La Corte dei Conti sta sfogliando l’elenco dei consulenti nominati dal governo nel corso della legislatura per sapere se siano stati commessi abusi, si sia speso troppo e senza ragione. Il presidente dell’Associazione degli industriali siciliani, Antonello Montante, ha chiesto ai parlamentari regionali di rinunciare per due mesi al loro stipendio per pagare i fornitori, cioè le imprese che hanno ricevuto commesse e svolto lavori per la Regione e non sono state pagate con grave danno per la loro attività.

Sono entrambi buoni argomenti per la campagna elettorale: sia l’indagine contabile quanto la richiesta di Montante, infatti, però, difficilmente cambieranno il corso delle cose. Non è la prima volta che la Corte dei Conti mette mano al fenomeno, ed è cambiato poco. Le ragioni sono semplici: le “marchette” della politica  pagate attraverso le consulenze, sono una prosecuzione di costumi clientelari presenti fin dal primo vagito dell’Assemblea regionale e del governo della Regione in Sicilia. Solo che oggi, come capita per le malattie che prima non avevano appeal, guadagnano la ribalta: ma, attenzione, le consulenze gettate in pasto all’opinione pubblica sono quelle da quattro soldi. Gli elenchi offerti dai giornali, ospitano talvolta nomi e cifre che non fanno per nulla scandalo,  mentre ci sono prebende e privilegi che durano tutta la vita e costano una barca di quattrini, vengono tollerati e restano “in famiglia”, dove si stabilisce un’equa partecipazione. Ci sono incarichi professionali che raggiungono cifre stellari, di cui si sa poco o nulla.

Non solo: le consulenze e le “paghette”della Regione  arrivano sui quotidiani, grazie alle regole di trasparenza, mentre quelle che vengono elargite, sotto forma di collaborazioni e commesse, dall’Assemblea regionale (e sue ramificazioni), restano arcana imperii e non c’è verso di averne documentazione.

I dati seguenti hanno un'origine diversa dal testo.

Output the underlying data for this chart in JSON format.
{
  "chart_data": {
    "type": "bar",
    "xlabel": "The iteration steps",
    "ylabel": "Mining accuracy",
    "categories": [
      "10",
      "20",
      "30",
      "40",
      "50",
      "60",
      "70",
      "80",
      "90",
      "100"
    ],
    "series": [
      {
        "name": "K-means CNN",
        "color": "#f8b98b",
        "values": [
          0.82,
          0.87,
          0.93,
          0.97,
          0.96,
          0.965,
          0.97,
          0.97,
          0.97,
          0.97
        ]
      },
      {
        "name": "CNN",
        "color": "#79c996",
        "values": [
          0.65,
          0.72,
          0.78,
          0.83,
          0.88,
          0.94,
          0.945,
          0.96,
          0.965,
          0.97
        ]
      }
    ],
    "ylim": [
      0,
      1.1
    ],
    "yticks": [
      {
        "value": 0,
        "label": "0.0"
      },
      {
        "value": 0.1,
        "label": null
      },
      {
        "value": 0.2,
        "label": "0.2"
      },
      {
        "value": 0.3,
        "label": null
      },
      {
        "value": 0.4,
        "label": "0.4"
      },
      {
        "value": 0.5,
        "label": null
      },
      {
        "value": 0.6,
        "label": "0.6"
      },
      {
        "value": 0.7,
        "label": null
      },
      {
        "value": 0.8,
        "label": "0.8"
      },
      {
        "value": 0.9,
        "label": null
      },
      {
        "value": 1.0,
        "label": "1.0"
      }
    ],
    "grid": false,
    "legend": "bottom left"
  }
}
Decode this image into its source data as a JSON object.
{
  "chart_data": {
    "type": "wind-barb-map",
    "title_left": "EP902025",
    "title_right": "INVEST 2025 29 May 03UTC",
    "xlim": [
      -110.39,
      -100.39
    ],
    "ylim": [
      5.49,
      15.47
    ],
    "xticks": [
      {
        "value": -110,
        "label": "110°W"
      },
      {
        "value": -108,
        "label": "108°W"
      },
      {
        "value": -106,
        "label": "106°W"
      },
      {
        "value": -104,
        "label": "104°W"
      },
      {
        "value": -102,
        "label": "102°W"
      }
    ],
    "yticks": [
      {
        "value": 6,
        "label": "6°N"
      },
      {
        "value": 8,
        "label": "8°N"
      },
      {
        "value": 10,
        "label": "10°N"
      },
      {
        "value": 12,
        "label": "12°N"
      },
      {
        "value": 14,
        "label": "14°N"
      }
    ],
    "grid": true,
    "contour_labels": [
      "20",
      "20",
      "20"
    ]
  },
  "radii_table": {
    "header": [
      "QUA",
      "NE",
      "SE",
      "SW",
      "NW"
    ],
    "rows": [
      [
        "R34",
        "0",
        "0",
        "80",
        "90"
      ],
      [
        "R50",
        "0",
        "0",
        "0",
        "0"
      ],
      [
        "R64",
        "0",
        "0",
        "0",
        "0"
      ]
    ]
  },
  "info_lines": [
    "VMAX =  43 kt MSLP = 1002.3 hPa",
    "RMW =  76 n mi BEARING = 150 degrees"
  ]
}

Infine, e non è roba di poco conto, la Regione siciliana non è affatto in testa alle spese per consulenze, come documenta il monitoraggio del Dipartimento ministeriale che si occupa di spending review, e i consulenti vengono nominati e “rinominati” ogni tre mesi, sicché lievita il numero, ma non la spesa.

In definitiva, il problema c’è, ma viene affrontato in modo parziale e limitato, lasciando fuori l’ampia fascia dei rapporti professionali, del managment e dell’area “parlamentare”, dove è praticamente impossibile ottenere una documentazione (e non comunicati stampa) sulle decisioni che incidono pesantemente sui costi dell’assemblea. Non sarebbe il caso di darci un’occhiata?

L’appello di Antonello Montante ai deputati regionali –  dateci due mesi dei vostro stipendio – non c’entra niente con le consulenze, ma c’entra con la mancanza di soldi della Regione. E’ una provocazione, d’accordo, fatta da un uomo avveduto e al vertice di una categoria che sente in modo lancinante le “sofferenze” bancarie create dai ritardi dei pagamenti delle forniture, e come tale va accolta. E’ una provocazione utile a scuotere le istituzioni e la politica? O, finisce con il tramutarsi in una sorta di depistaggio, certo non voluto, rispetto ai problemi veri: i costi della politica, la trasparenza, la qualità dell’attività legislativa?

La provocazione fa notizia, è vero, mentre una analisi degli sprechi della pubblica amministrazione, la richiesta di trasparenza viene ospitata nelle pagine interne, con un titolo a due colonne.

La risposta di un assessore regionale, positiva, a Montante  – “giro” due mesi di stipendio ai fornitori - , trasforma l’iniziativa  in una patetica rappresentazione che non merita affatto l’attenzione concessa dai media. Si finisce con il lasciare in secondo piano le questioni che impoveriscono e fanno fallire le imprese: e cioè il patto di stabilità che “tratta” tutti allo stesso modo (come se i bisogni fosseri uguali), gli sprechi che non divengono mai oggetto di contestazione forte e determinata, il sistema bancario che affama le imprese per investire in settori più redditizi.

Forse occorre voltare pagina, a cominciare dagli imprenditori e dalle organizzazioni sindacali. Che non hanno certo responsabilità dirette ma ne hanno, eccome, indirette. Per esempio nella scelta delle questioni da proporre alla “controparte”.